Panel Approves Plan to Change D.C. Council Voting
A House committee approved a bill today that would shorten the window between the opening of a vacancy on the D.C. Council and when a special election can be held to fill it.
The measure, approved by a voice vote of the Oversight and Government Reform Committee, is intended to save the District of Columbia both time and money.
This is the second time Del. Eleanor Holmes Norton (D-D.C.) has pursued such legislation.
In the previous Congress, she introduced a bill that would have changed the waiting time from 114 days to 70 days. It swiftly passed through the House with little controversy but stalled in the Senate when an unnamed lawmaker blocked action. Norton suspects it was a Senator looking to gain political leverage on an unrelated issue.
Few paid much attention at the time, but the political situation in D.C. has made the legislation more urgent.
In January, Ward 5 Councilmember Harry Thomas Jr. resigned after pleading guilty to embezzling more than $350,000 in government money and filing false tax returns.
Had Norton’s bill been enacted last year, a special election for Thomas’ seat to coincide with the April 3 primary election would have been possible.
The expense of opening polling places, setting up the machines and printing ballots for a separate election day on May 15 to vote for Thomas’ replacement will cost the city about $318,000, said D.C. Board of Elections and Ethics spokeswoman Alysoun McLaughlin.

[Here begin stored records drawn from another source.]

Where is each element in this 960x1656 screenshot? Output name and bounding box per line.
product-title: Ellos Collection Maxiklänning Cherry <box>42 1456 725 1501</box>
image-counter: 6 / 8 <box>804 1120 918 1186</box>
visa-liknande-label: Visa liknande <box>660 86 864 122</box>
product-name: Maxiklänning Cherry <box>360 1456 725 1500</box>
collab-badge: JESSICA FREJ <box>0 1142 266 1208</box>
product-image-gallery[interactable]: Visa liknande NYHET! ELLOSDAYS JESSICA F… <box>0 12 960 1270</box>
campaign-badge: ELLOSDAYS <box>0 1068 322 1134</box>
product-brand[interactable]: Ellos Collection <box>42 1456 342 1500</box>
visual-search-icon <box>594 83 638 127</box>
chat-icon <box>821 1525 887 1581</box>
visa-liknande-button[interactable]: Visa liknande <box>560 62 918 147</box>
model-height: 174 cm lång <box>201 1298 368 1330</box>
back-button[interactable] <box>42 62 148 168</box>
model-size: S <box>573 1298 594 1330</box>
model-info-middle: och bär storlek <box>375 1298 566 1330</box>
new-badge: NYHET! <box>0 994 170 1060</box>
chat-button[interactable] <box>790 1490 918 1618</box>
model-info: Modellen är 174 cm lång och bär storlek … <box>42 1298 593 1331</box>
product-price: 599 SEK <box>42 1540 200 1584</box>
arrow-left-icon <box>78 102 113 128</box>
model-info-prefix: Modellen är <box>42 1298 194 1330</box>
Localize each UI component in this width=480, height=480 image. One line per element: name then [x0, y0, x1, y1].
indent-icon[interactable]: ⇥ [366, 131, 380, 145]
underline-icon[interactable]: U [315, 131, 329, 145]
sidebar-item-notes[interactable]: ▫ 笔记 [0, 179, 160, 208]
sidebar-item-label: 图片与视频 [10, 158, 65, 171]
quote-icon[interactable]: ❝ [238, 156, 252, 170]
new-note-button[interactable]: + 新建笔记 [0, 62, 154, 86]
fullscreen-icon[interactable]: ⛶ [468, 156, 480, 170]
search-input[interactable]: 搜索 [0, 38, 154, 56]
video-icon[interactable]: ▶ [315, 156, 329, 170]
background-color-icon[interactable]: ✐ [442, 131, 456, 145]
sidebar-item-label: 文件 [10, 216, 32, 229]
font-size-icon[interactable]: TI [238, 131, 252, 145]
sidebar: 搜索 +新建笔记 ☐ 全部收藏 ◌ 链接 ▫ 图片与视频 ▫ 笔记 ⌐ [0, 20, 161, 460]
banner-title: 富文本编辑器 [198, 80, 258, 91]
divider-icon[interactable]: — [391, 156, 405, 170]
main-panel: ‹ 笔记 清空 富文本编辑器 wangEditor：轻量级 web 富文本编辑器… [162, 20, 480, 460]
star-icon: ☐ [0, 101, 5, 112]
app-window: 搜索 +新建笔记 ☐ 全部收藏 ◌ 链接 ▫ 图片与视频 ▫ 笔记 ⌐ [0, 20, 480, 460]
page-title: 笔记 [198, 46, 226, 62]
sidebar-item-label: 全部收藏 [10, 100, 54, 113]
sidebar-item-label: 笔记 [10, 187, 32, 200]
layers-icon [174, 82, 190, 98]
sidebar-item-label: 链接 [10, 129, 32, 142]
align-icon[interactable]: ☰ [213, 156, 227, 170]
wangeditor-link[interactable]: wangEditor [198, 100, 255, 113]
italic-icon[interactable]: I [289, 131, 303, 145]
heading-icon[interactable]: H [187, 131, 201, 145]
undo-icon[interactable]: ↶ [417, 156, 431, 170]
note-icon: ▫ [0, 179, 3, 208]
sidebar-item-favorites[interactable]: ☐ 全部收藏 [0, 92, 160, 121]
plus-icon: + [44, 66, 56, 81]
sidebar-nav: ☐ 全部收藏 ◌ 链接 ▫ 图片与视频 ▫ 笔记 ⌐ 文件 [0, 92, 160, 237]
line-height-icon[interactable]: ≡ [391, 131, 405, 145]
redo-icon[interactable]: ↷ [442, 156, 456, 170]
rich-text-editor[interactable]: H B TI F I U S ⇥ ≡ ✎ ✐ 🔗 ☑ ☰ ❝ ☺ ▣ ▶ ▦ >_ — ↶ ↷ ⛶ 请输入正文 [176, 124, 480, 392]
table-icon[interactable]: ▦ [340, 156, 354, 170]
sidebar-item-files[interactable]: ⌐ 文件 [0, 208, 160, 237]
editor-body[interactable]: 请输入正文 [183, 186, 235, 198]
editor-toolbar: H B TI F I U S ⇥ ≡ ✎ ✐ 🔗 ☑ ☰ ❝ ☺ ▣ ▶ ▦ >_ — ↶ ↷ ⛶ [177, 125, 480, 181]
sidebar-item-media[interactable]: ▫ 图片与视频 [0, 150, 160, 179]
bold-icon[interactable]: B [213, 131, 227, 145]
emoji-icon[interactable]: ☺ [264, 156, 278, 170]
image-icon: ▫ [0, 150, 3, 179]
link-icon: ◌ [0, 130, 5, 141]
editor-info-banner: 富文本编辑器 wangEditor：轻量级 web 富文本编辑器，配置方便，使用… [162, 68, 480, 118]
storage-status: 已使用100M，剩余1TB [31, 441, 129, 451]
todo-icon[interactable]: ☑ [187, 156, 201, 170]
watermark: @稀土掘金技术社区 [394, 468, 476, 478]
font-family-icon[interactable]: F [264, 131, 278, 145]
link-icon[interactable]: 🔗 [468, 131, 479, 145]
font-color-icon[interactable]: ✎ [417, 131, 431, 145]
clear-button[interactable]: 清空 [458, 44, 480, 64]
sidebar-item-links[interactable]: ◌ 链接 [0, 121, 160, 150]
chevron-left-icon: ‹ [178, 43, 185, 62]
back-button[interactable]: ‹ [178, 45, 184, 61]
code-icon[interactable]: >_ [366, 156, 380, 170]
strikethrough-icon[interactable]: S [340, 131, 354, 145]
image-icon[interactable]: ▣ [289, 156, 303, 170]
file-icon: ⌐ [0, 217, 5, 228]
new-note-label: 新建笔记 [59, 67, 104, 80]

“I do want to point out that this is why we want to make it possible for matters like this not to have to have come to the Congress,” Norton said at today’s markup, alluding to her perennial effort to gain more autonomy for the District of Columbia.
The bill that won approval today, with the support of Chairman Darrell Issa (R-Calif.), ranking member Elijah Cummings (D-Md.) and Mayor Vincent Gray, is different in at least one respect from the legislation the House passed last fall.
The window has been widened to allow for a special election to take place “at least 70 days and not more than 174 days.”
McLaughlin explained to Roll Call that during the past several months, two laws — one federal law relating to federal elections and one local law relating to D.C. elections — were enacted that now require officials to mail ballots to military voters overseas at least 45 days in advance of an election. McLaughlin said 70 days is too short a window in which to prepare for a special election and still meet the new mandates.
The wider window would also allow for easier accommodation of voters with religious obligations and gives the elections board more time to prepare.